Dziś byłysmy u weta. Uszka lepiej. Stan zapalny wyleczony, jeszcze 6 dni doleczania i będzie ok. Grzybicy Tigra nie ma. Zatem - alergia pokarmowa. Objawy typowe: rany na głowie i karku (zamieniające się w strupki, które same odpadają). Tygryska od momentu zamieszkania z nami jadła Acanę i przy Acanie trochę te strupki zniknęły (nie do końca). Po przestawieniu na Brita nagle ranki i strupki znów sie pojawiły plus ta infekcja uszu. Wstępne moje podejrzenie padło na pszenicę jako na alergen (Acana chyba nie ma w swoim składzie, Brit ma). Może coś jeszcze. Zamawiam Trovet RRD i wdrażam dietę eliminacyjną, zgodnie z zaleceniem wetki. Zobaczymy.
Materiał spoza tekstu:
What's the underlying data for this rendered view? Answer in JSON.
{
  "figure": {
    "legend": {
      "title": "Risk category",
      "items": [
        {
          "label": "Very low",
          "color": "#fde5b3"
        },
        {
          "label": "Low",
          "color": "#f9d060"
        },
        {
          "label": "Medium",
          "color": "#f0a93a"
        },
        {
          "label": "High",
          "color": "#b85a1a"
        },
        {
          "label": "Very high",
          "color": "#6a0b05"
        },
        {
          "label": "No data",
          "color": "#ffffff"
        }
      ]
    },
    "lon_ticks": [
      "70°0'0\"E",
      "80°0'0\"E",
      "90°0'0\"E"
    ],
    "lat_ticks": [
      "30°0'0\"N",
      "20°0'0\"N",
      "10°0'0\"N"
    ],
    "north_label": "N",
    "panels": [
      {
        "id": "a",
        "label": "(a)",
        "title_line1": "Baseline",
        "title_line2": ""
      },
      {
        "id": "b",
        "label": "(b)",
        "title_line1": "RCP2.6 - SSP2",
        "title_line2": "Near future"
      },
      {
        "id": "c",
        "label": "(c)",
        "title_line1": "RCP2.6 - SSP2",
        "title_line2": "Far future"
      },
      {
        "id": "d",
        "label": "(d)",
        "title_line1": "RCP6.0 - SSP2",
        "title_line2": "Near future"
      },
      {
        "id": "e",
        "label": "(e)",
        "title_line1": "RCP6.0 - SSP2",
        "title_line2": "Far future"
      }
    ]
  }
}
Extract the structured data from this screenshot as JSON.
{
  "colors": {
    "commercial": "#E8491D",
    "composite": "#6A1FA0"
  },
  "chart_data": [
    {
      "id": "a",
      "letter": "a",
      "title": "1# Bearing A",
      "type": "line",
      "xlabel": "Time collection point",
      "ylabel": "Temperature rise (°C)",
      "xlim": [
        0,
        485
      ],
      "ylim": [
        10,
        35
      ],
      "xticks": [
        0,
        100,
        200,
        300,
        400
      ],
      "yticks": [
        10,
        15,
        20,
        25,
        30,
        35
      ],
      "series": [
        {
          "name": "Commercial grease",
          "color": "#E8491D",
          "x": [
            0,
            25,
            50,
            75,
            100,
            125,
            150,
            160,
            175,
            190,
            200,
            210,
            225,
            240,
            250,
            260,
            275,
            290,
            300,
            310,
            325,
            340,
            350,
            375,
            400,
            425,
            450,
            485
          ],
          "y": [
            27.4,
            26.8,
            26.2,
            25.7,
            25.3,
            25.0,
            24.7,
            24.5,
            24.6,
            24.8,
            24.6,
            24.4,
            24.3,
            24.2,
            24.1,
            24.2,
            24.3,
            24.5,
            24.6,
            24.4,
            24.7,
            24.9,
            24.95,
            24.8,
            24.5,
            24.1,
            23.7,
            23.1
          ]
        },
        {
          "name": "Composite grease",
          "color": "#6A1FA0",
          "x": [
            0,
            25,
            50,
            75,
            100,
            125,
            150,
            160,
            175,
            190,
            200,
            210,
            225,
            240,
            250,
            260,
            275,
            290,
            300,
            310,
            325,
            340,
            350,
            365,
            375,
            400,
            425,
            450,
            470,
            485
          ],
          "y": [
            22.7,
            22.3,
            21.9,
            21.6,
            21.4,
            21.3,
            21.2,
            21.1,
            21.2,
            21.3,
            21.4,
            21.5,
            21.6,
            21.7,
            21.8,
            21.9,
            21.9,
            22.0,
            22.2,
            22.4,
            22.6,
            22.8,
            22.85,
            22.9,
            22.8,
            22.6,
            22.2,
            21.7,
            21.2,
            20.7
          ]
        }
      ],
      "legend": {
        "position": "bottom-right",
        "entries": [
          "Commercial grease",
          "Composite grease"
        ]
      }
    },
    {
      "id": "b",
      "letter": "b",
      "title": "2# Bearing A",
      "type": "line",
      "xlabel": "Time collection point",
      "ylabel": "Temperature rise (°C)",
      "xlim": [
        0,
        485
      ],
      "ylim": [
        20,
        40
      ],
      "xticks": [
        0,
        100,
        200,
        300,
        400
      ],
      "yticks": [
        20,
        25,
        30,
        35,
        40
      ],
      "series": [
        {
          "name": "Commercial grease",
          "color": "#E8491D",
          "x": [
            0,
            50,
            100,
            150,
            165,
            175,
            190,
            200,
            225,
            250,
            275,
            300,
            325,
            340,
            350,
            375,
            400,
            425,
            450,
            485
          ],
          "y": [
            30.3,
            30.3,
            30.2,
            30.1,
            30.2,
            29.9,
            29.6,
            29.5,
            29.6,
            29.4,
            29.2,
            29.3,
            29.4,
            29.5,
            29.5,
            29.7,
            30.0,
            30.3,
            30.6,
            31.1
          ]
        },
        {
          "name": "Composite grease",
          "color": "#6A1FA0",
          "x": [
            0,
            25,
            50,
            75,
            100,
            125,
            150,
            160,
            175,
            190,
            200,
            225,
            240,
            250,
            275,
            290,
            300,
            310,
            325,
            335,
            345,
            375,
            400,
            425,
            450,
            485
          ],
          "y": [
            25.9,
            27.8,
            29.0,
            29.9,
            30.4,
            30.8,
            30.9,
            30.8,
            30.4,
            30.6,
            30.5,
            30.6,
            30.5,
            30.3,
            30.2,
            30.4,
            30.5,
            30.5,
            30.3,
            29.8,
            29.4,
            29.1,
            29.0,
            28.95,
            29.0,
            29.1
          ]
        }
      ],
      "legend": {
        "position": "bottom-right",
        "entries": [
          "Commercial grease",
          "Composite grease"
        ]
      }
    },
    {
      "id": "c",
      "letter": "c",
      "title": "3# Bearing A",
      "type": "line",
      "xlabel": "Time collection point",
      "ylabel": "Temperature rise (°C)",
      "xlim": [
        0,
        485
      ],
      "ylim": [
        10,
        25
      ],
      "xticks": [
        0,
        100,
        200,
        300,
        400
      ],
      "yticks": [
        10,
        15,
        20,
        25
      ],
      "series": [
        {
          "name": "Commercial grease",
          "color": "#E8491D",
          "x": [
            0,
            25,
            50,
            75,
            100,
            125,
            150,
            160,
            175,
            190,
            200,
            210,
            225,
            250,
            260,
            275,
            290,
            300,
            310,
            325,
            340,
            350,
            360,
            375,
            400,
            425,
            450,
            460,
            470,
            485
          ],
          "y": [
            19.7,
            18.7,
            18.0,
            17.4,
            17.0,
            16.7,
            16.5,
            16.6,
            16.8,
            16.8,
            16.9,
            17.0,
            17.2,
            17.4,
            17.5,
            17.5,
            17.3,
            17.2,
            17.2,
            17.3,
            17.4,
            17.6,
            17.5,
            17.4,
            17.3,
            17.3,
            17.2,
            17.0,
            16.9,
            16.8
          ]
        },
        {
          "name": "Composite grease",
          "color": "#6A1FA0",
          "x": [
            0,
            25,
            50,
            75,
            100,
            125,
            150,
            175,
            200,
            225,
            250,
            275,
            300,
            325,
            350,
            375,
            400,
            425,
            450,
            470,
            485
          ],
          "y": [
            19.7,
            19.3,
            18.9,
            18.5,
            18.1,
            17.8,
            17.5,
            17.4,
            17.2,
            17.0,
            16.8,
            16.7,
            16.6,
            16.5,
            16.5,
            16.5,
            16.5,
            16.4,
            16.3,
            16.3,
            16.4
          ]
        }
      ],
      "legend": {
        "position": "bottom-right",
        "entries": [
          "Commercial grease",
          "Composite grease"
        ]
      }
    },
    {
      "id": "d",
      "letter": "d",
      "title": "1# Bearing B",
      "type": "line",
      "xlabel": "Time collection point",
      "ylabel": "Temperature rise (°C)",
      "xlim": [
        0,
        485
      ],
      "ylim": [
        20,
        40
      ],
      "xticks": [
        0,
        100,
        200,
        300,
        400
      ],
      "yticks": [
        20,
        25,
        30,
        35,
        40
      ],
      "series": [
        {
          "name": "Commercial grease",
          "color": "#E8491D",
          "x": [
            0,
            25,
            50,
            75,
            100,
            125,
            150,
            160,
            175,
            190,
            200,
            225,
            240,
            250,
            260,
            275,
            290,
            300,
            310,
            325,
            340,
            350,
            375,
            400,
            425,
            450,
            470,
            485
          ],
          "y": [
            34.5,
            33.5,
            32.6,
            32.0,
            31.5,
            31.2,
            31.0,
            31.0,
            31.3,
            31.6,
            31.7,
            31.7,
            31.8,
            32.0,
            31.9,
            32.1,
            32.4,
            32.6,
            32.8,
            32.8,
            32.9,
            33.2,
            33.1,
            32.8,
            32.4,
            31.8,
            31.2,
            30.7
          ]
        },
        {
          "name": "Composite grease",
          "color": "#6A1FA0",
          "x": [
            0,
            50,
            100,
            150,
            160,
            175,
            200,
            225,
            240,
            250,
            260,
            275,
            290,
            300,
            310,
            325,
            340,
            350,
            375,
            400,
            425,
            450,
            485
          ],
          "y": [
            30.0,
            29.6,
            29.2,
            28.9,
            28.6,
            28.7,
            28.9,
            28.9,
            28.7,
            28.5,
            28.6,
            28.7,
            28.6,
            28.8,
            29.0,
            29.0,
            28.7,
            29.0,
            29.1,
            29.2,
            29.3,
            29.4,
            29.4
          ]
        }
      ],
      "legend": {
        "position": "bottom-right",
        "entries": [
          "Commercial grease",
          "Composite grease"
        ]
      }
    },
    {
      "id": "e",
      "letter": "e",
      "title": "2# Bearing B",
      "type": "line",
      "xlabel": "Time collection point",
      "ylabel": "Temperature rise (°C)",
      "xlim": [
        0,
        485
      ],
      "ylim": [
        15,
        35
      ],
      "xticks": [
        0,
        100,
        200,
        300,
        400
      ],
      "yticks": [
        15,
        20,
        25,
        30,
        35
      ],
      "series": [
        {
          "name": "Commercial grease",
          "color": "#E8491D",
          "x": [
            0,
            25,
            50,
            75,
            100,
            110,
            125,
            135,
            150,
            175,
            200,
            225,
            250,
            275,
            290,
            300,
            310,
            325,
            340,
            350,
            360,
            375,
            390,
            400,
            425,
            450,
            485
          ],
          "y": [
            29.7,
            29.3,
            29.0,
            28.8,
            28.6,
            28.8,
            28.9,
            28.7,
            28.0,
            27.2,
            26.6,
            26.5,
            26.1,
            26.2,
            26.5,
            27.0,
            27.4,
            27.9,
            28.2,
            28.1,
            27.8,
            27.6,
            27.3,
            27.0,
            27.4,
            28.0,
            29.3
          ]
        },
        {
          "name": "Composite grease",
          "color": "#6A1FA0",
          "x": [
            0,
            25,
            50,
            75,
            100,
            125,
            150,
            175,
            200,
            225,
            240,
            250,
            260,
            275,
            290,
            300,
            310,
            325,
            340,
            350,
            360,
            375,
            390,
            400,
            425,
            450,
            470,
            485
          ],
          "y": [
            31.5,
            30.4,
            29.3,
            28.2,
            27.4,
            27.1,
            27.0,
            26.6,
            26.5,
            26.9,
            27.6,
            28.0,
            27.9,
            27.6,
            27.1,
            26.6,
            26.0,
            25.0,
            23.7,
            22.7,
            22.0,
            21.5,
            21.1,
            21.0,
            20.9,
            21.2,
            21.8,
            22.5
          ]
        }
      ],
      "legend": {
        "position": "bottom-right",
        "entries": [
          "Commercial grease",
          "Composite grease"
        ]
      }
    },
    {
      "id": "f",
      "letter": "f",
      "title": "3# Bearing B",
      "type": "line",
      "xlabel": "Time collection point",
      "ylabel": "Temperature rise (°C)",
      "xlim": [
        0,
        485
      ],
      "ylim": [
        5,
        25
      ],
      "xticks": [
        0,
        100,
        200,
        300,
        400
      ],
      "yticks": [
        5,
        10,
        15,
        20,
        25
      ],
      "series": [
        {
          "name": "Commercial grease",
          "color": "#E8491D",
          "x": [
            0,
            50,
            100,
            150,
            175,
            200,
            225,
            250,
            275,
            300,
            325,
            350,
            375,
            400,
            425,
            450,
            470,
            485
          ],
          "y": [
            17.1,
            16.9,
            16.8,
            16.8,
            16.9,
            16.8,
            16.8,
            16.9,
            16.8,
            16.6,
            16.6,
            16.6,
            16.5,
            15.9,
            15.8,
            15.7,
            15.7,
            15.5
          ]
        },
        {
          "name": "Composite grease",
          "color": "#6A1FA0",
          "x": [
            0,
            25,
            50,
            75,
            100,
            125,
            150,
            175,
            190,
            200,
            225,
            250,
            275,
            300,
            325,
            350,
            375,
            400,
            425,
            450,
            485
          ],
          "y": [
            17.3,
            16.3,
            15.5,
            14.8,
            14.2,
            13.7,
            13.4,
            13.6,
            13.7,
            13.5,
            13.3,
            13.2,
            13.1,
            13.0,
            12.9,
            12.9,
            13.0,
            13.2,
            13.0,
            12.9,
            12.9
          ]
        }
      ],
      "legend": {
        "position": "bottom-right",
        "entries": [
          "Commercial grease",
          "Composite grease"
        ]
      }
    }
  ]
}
A poza tym - u weta Tigra zobaczyła dużego psa. Chyba zniesmaczył ją ten widok, bo z kota zrobił się kot w wersji "pchychająco-warcząca szczotka do czyszczenia butelek, drapiąca na oślep".
Ponadto - ostatecznie podjęłam decyzję o zakupie samochodu. Niestety to się uda dopiero około czerwca przyszłego roku

Ale nie mam wyjścia. Tigra jednak nadal ma chorobę lokomocyjną, a ja czuję się fatalnie prosząc ciągle o transport rodziców. Naprawdę, jeśli Tigry się nie kocha bezwarunkowo, to jazda z nią w samochodzie jest bardzo nieprzyjemnym doznaniem... Jest jeszcze jedno rozwiązanie - zrobię casting na kierowcę
Muszę powiedzieć jeszcze jedną rzecz: zawsze jest mi niezmiernie miło, gdy wetka tak po prostu, jakby to było oczywiste, że tak należy robić czyści transporter Tigry z koopali, sioo i wymiotów. Chyba nie należy to do jej obowiązków, a robi to zawsze. Ja wiem, że Tigra nie jest łatwym pacjentem. Ale nie odczuwam tego w tej przychodni. I do tego jeszcze dziś znów zapłaciłam tylko za lekarstwo (na skórę, żeby się zagoiły te strupki). 9 złotych. Uważam, że weci opiekujący się moimi kotami są po prostu fajnymi ludźmi.